Mr. Pennethorne Hughes is no exception, and acknowledges his debt to Professor Murray, though he differs from her in some of the views which he now holds. His approach is, as he says, eclectic and historical, he is “neither a theologian, an occultist nor a materialist”—and such negative qualifications, in a work of this kind, are probably desirable. The disadvantage of such an attitude is that too great a detachment may prevent the writer from forming any conclusions of his own—and, in fact, Mr. Hughes is, generally speaking, unwilling to commit himself in the matter of belief or disbelief. His own interest in the subject, it may be added, began frivolously enough, for he was one of those who (with Mr. Calder-Marshall [Arthur Calder-Marshall] and the late Hugh Speaight) attempted to form a coven at Oxford in 1928. (A full account of this notable undertaking is given in Mr. Calder-Marshall’s The Magic of My Youth). Mr. Hughes mentions this circumstance, however, merely in order to point out that witchcraft was, so to speak, “in the air” at that date, and that, if his own initial approach—and that of his fellow warlocks—was flippant, the Oxford “Black Mattins” did at least suggest to him that the cult of the Horned God was a subject worthy of serious treatment.

     

He has now, a quarter of a century afterwards written what I take to be the best and most comprehensive survey of the subject which has so far appeared. A professional historian, he has read widely and intelligently, and his treatment is both scholarly and humane. He traces the history of the Black God from his Paleolithic beginnings, through the cults of Europe, Greece and Rome, up to his reappearance as the forbidden, dualistic complement of official Christianity in the Middle Ages. (In dealing with mediaeval witchcraft, Mr. Hughes does not, perhaps, attach sufficient importance to the crypto-daemonic heresies of the time—in particular that of the Cathari, for whose connection with the witch-cult Mr. Hugh Ross Williamson has made out a plausible if not altogether convincing case.) Thenceforward Mr. Hughes follows the vestigial manifestations of the “Old Religion” (it is still so called in Italy) through the Age of Reason up to our own day, though permitting himself only a passing reference to contemporary orgies at Brighton (one could wish that this aspect of the subject were better documented). He is, as I have said, unwilling for the most part to commit himself: thus, one is not sure how far he agrees or disagrees with Professor Murray in her views upon Jeanne d’Arc (and upon Giles de Rais). Yet here are the facts, such as they are: you pays your money and (according to your temperament) you takes your choice.

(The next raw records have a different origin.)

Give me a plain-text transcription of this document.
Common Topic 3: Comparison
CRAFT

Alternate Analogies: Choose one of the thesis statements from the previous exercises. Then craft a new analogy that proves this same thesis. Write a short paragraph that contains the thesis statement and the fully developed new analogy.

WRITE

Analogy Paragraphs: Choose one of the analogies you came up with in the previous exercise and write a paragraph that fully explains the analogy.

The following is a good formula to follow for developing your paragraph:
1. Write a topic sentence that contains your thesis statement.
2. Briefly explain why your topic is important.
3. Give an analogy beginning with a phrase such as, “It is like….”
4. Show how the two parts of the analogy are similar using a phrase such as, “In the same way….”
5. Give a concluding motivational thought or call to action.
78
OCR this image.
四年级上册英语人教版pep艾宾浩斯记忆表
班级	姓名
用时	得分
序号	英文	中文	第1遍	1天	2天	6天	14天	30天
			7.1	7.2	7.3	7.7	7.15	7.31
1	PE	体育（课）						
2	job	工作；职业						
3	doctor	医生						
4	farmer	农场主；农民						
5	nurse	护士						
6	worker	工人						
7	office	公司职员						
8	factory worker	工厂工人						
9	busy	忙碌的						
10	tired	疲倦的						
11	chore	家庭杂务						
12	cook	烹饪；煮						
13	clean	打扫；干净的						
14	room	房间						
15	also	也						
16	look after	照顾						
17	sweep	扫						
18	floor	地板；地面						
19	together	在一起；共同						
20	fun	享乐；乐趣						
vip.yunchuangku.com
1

The maddening part about writing such a book must be the innumerable lacunae in the extant accounts of cult-practice: thus, in a list of eighty-seven suspected persons, in 1584, occurs a reference to “Ould Birtles, the great devil”; one would give a good deal to know more about Ould Birtles, and about a good many other practitioners whose activities we can only guess at from their own confessions or from the evidence of witnesses at their trials. Take, for example, Isobel Gowdie, the seventeenth-century witch of Morayshire: her confession is one of the fullest and most detailed on record, and reads in parts like a surrealist poem; yet we shall never, one supposes, learn much more about the circumstances of her life.

     

Mr. Hughes’s book is well written, though occasionally marred by facetiousness. One could with that he had attempted a rather deeper exploration of cult-symbolism: an approach from the Jungian point of view might, for instance, have proved rewarding, if inconclusive (one remembers Mr. Layard’s fascinating book, The Lady of the Hare). However, this is a good book, and seems likely to remain the best one on the subject for a long time to come.